It’s time to talk about RegTech: regulation technology. Simply put, RegTech is FinTech’s best friend. Since 2008 a storm has been brewing. With regulatory pressure coming from one side and commercial pressure from the other, the margins of the financial service industry have shrunk.
These pressures have seen the manual operations of financial service companies swell. In 2014, J.P. Morgan announced it would be adding 30,000 people to its compliance team, raising an army to tackle regulation. Meanwhile, Deutsche Bank spent an extra $2 billion to fulfil its regulatory requirements.
RegTech’s sole purpose is to drive down the cost of compliance. We take manual processes and automate them through technology. With this approach, we are able to help financial service companies fulfil their regulatory requirements in a more affordable way. Not only is it cheaper, it is also faster and more accurate.
At Onfido, we automate KYC & AML processes. Put simply, these processes prove that someone is who they say they are – a requirement to meet the anti-money laundering measures.
This is a big challenge, made even harder given that today’s customers now sit behind computers and smartphones rather than in branch and in person. Our approach is to use the cameras on these devices to capture identity documents coupled with facial recognition – a proven way to prevent the fraudsters getting through. With 84% of fraud being committed online, the need is certainly there: we are already working with the gold-tiers in FinTech, including JustGiving, Mondo Bank, Nutmeg and Crowdcube.

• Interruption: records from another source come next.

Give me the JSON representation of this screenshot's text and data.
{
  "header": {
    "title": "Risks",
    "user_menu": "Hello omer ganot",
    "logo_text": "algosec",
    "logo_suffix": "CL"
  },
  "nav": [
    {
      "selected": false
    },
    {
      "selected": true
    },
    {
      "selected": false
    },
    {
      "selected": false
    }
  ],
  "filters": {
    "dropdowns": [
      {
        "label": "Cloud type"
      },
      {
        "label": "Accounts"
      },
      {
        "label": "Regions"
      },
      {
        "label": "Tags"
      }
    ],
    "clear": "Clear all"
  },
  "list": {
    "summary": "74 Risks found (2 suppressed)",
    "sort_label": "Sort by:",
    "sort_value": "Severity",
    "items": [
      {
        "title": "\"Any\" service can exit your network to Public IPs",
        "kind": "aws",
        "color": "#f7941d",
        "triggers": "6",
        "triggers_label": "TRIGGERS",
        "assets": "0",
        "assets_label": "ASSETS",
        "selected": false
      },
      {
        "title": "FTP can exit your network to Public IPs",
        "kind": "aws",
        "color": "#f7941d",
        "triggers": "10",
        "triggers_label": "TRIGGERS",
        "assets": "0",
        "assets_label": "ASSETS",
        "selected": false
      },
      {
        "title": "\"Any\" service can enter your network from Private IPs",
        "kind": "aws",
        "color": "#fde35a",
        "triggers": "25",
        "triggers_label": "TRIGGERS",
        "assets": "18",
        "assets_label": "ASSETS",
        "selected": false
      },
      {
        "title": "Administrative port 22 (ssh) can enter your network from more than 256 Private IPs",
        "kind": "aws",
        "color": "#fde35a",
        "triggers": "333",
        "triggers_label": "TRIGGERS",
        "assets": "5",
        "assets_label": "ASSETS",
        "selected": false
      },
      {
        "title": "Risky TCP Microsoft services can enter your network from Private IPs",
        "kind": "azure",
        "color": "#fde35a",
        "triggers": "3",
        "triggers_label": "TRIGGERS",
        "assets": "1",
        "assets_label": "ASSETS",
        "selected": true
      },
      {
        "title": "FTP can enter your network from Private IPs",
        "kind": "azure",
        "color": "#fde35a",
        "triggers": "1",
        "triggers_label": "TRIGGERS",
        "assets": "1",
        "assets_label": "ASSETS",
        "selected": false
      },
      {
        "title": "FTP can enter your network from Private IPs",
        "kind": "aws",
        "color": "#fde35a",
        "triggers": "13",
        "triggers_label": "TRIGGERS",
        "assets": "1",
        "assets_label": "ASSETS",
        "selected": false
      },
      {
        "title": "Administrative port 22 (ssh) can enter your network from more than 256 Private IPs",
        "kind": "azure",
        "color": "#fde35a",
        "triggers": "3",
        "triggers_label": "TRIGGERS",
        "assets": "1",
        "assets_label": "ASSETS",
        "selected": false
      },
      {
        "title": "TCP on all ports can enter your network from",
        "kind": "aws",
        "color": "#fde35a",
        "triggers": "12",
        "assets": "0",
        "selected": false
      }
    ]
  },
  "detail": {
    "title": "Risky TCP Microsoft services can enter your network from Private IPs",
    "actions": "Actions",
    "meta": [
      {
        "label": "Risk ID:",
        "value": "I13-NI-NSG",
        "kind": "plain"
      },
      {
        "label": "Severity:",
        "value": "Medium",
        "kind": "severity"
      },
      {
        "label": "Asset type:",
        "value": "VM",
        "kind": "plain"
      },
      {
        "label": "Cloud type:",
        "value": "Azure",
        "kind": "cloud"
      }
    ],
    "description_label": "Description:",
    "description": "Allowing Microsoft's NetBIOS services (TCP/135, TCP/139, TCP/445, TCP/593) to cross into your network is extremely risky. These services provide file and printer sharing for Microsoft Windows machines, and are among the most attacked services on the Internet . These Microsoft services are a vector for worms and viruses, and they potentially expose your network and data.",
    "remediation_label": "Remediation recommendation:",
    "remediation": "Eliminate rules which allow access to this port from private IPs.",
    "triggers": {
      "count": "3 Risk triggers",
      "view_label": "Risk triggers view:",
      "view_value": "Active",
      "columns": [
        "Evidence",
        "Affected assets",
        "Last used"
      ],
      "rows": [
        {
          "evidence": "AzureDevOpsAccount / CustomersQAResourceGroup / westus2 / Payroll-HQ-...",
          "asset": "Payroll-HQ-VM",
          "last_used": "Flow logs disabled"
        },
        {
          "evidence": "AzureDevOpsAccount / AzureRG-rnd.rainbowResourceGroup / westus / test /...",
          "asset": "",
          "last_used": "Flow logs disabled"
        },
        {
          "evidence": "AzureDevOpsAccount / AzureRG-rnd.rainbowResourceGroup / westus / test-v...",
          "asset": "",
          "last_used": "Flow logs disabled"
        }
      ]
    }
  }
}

Instead of requiring a compliance army to inspect a passport, our machine-learning software does it in seconds, and head-to-head testing shows that the eyes of our software are far sharper than human eyes when it comes to spotting fraudulent documents.
There is one issue, though: the adoption of these cheaper, faster and more accurate solutions is being stifled. Our regulators do fantastic work, but have provided little in terms of formal processes around assessing new suppliers. In this risk-averse climate, it means that financial service companies are reluctant to adopt solutions that would significantly reduce their operational costs.
My recommendation is that we implement a formal process for assessing these new RegTech approaches. One of our FinTech customers has saved 1800 business hours by using our automated solution instead of their manual one over the course of a year. Imagine if we could do that for all financial service companies.
With FinTech currently valued at £6.6 billion, consider what removing this handicap would mean for the industry. If FinTech and RegTech were to combine forces, think what that £6.6 billion could become.
Since FinTech and RegTech are best friends, we should hangout more. Thus, fostering this relationship should be a focus for the next 12 months.